The absurdity landed hard enough to almost feel like relief.

Almost.

But his eyes kept drifting back to Li Xing's face.

Not because she was pretty.

Because the light in her gaze was slipping, and he recognized the exact moment when someone started letting go.

Six credits.

One cup of instant noodles tonight.

Or the difference between swallowing pain and wearing it.

Tomorrow's suppressant shot didn't care about six credits, except that the world did.

The timers sat on the same screen like twin nooses.

His: 132 days.

Hers: twenty-nine minutes.

And the system had the nerve to put a discount sticker on a human being.

If it's real…

That thought slid in, sharp and unwelcome.

Lu Jin's mind didn't do hope. It did margins.

In a boardroom, someone would call it "risk assessment."

In the Undercity, it was called being alive long enough to regret something later.

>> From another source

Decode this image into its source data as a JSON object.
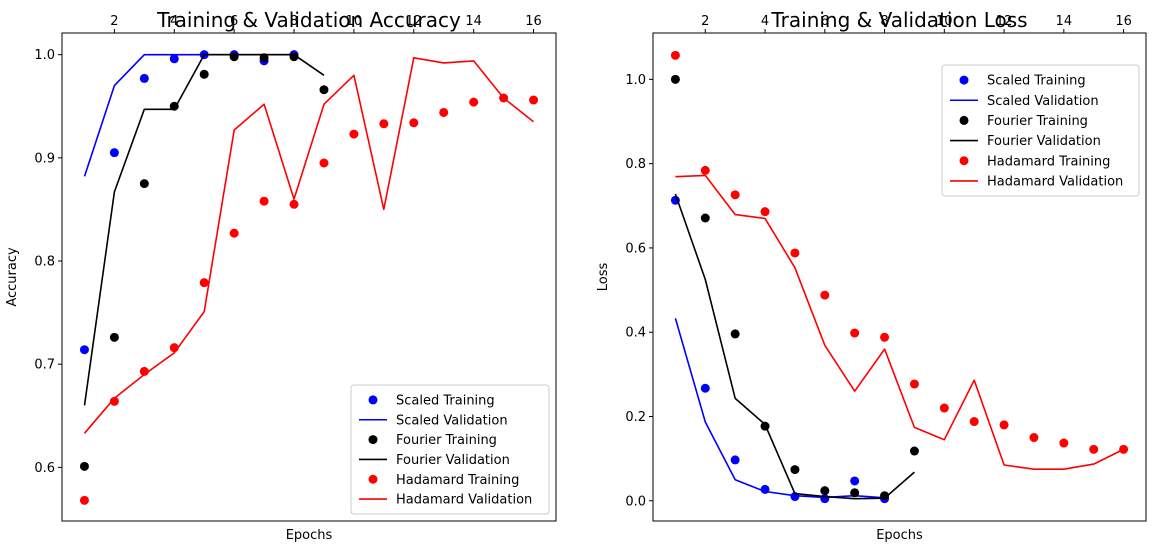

A dead end had trapped him: disease, debt, hunger, men with tools.

No exit.

No loophole.

No third option.

Unless—

Unless this was a new kind of trap.

Or a new kind of rule.

And if it was a rule…

Rules had exploits.

His forearm ached in dull pulses where old IV bruises hid under skin. The shortfall of medicine had already begun its countdown inside him, even without the phone's help.

The system's payment button pulsed with mechanical insistence.

00:03.

Lu Jin swallowed against the metallic taste in his throat.

"Insane."

He didn't say it like a complaint.

He said it like a test.

His thumb came down on [PAY] hard enough to feel the glass flex.

[Transaction accepted]

[Deducted: 6.00 Echo Credits]

[Transfer channel: Bound wallet → Authorized]

[Deploying supply to dimensional anchor…]

Out in the storm, a pinpoint of light appeared.

Small.

Real.

It cut through the blizzard like a match struck in the dark.